The simulation sets the total number of users M =50, and 30 users are randomly selected to upload the quantized compression model to the parameter server for aggregation in each communication round. Meanwhile, the local updating times are set to be 5 times, and the learning rate is 0.01.

And comparing the cross validation set precision, recall rate and model precision of the FNN network structure and other network structures by utilizing the data setting. The accuracy rate of the cross validation set reflects the proportion of the hidden information in the total antenna array sample information detected by the trained classification model, the accuracy rate is also called precision rate, the problem is defined as the proportion of the detected antenna array information carrying the hidden information, the recall rate is also called recall rate, the problem is defined as the proportion of the hidden information detected by the detection network, and the accuracy rate is the key content of the model. The final experimental results are shown in fig. 5.

The above description is only for the preferred embodiment of the present invention, but the scope of the present invention is not limited thereto, and any changes or substitutions that can be easily conceived by those skilled in the art within the technical scope of the present invention are included in the scope of the present invention.

It should be appreciated that in the foregoing description of exemplary embodiments of the invention, various features of the invention are sometimes described in a single embodiment or with reference to a single figure, for the purpose of streamlining the disclosure and aiding in the understanding of various aspects of the invention by those skilled in the art. However, the present invention should not be construed such that the features included in the exemplary embodiments are all the essential technical features of the patent claims.

It should be understood that the modules, units, components, and the like included in the device of one embodiment of the present invention may be adaptively changed to be provided in a device different from that of the embodiment. The different modules, units or components comprised by the apparatus of an embodiment may be combined into one module, unit or component or may be divided into a plurality of sub-modules, sub-units or sub-components.

Claims

1. A covert communication detection method based on federal learning is characterized by comprising the following steps:

(30) Initial model release: the central server issues the initialized global model to the user;

2. The federally-learned covert communication testing method as claimed in claim 1, wherein said global model employs a two-class FNN neuron network.

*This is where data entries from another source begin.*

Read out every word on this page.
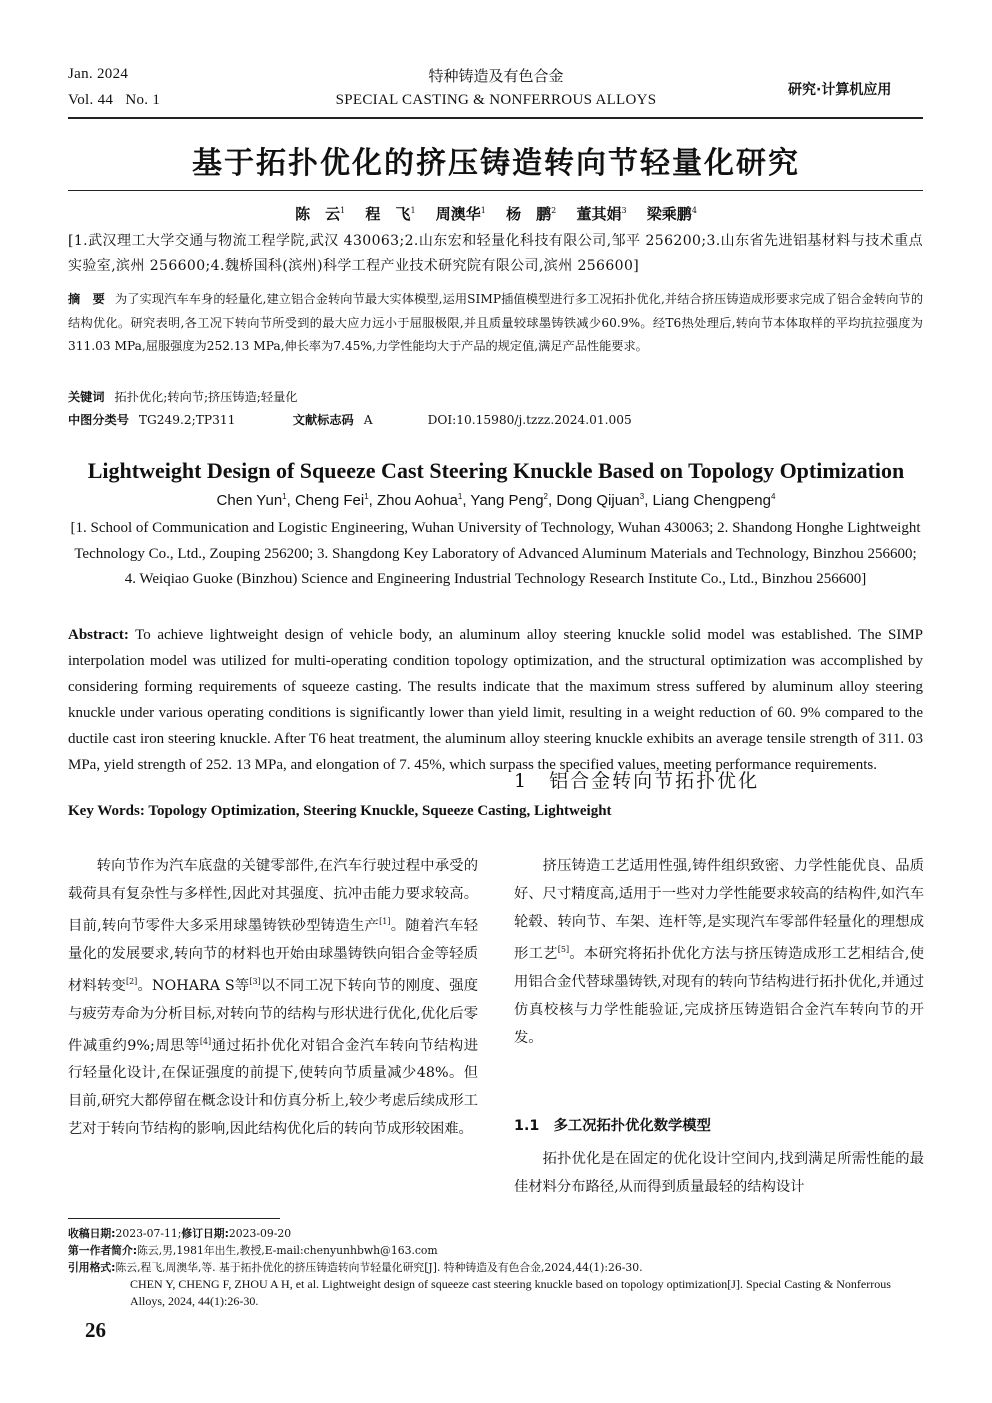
Jan. 2024
Vol. 44   No. 1
特种铸造及有色合金
SPECIAL CASTING & NONFERROUS ALLOYS
研究·计算机应用
基于拓扑优化的挤压铸造转向节轻量化研究
陈　云$^1$  程　飞$^1$  周澳华$^1$  杨　鹏$^2$  董其娟$^3$  梁乘鹏$^4$
[1.武汉理工大学交通与物流工程学院,武汉 430063;2.山东宏和轻量化科技有限公司,邹平 256200;3.山东省先进铝基材料与技术重点实验室,滨州 256600;4.魏桥国科(滨州)科学工程产业技术研究院有限公司,滨州 256600]
摘　要  为了实现汽车车身的轻量化,建立铝合金转向节最大实体模型,运用SIMP插值模型进行多工况拓扑优化,并结合挤压铸造成形要求完成了铝合金转向节的结构优化。研究表明,各工况下转向节所受到的最大应力远小于屈服极限,并且质量较球墨铸铁减少60.9%。经T6热处理后,转向节本体取样的平均抗拉强度为311.03 MPa,屈服强度为252.13 MPa,伸长率为7.45%,力学性能均大于产品的规定值,满足产品性能要求。
关键词  拓扑优化;转向节;挤压铸造;轻量化
中图分类号  TG249.2;TP311	文献标志码  A	DOI:10.15980/j.tzzz.2024.01.005
Lightweight Design of Squeeze Cast Steering Knuckle Based on Topology Optimization
Chen Yun$^1$, Cheng Fei$^1$, Zhou Aohua$^1$, Yang Peng$^2$, Dong Qijuan$^3$, Liang Chengpeng$^4$
[1. School of Communication and Logistic Engineering, Wuhan University of Technology, Wuhan 430063; 2. Shandong Honghe Lightweight Technology Co., Ltd., Zouping 256200; 3. Shangdong Key Laboratory of Advanced Aluminum Materials and Technology, Binzhou 256600; 4. Weiqiao Guoke (Binzhou) Science and Engineering Industrial Technology Research Institute Co., Ltd., Binzhou 256600]
Abstract: To achieve lightweight design of vehicle body, an aluminum alloy steering knuckle solid model was established. The SIMP interpolation model was utilized for multi-operating condition topology optimization, and the structural optimization was accomplished by considering forming requirements of squeeze casting. The results indicate that the maximum stress suffered by aluminum alloy steering knuckle under various operating conditions is significantly lower than yield limit, resulting in a weight reduction of 60. 9% compared to the ductile cast iron steering knuckle. After T6 heat treatment, the aluminum alloy steering knuckle exhibits an average tensile strength of 311. 03 MPa, yield strength of 252. 13 MPa, and elongation of 7. 45%, which surpass the specified values, meeting performance requirements.
Key Words: Topology Optimization, Steering Knuckle, Squeeze Casting, Lightweight

转向节作为汽车底盘的关键零部件,在汽车行驶过程中承受的载荷具有复杂性与多样性,因此对其强度、抗冲击能力要求较高。目前,转向节零件大多采用球墨铸铁砂型铸造生产[1]。随着汽车轻量化的发展要求,转向节的材料也开始由球墨铸铁向铝合金等轻质材料转变[2]。NOHARA S等[3]以不同工况下转向节的刚度、强度与疲劳寿命为分析目标,对转向节的结构与形状进行优化,优化后零件减重约9%;周思等[4]通过拓扑优化对铝合金汽车转向节结构进行轻量化设计,在保证强度的前提下,使转向节质量减少48%。但目前,研究大都停留在概念设计和仿真分析上,较少考虑后续成形工艺对于转向节结构的影响,因此结构优化后的转向节成形较困难。

挤压铸造工艺适用性强,铸件组织致密、力学性能优良、品质好、尺寸精度高,适用于一些对力学性能要求较高的结构件,如汽车轮毂、转向节、车架、连杆等,是实现汽车零部件轻量化的理想成形工艺[5]。本研究将拓扑优化方法与挤压铸造成形工艺相结合,使用铝合金代替球墨铸铁,对现有的转向节结构进行拓扑优化,并通过仿真校核与力学性能验证,完成挤压铸造铝合金汽车转向节的开发。

1　铝合金转向节拓扑优化
1.1　多工况拓扑优化数学模型

拓扑优化是在固定的优化设计空间内,找到满足所需性能的最佳材料分布路径,从而得到质量最轻的结构设计

收稿日期:2023-07-11;修订日期:2023-09-20
第一作者简介:陈云,男,1981年出生,教授,E-mail:chenyunhbwh@163.com
引用格式:陈云,程飞,周澳华,等. 基于拓扑优化的挤压铸造转向节轻量化研究[J]. 特种铸造及有色合金,2024,44(1):26-30.
CHEN Y, CHENG F, ZHOU A H, et al. Lightweight design of squeeze cast steering knuckle based on topology optimization[J]. Special Casting & Nonferrous Alloys, 2024, 44(1):26-30.
26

3. The concealed communication detection method based on federal learning according to claim 2, wherein the activation function of the two-class FNN neuron network adopts a Tanh activation function:

4. The covert communication detection method based on federal learning of claim 1, wherein a global model issued by a central server is used as a local model, and a specific method for training and updating a local model setting wheel by using local data comprises:

(41) Training sample { { x) using the data stored in step (10) ⁽¹⁾ ,y ⁽¹⁾ }...{x ⁽ⁿ⁾ ,y ⁽ⁿ⁾ }}；

(42) Forward pass training network weights:

z ^l ＝w ^l a ^l-1 +bl,a ^l ＝σ(z ^l )

(43) Calculating the error of the model output layer:

in the formula, J represents a loss function of the model,

gradient representing a loss function is the Hadamard product of the matrix, σ' (z) ^L ) A matrix of activation function outputs representing neurons of the output layer arranged;

δ ^l ＝((w ^l+1 ) ^T δ ^l+1 )⊙σ′(z ^l )

(45) Gradient descent neural network weight parameters:

in the formula, η represents a learning rate, and m is the number of local data of a user;

5. The covert communication detection method based on federal learning of claim 1, wherein a specific formula of global model aggregation is:

in the formula, K represents the number of users,

a local model representing the user is shown,

representing a new global model resulting from the weighted averaging.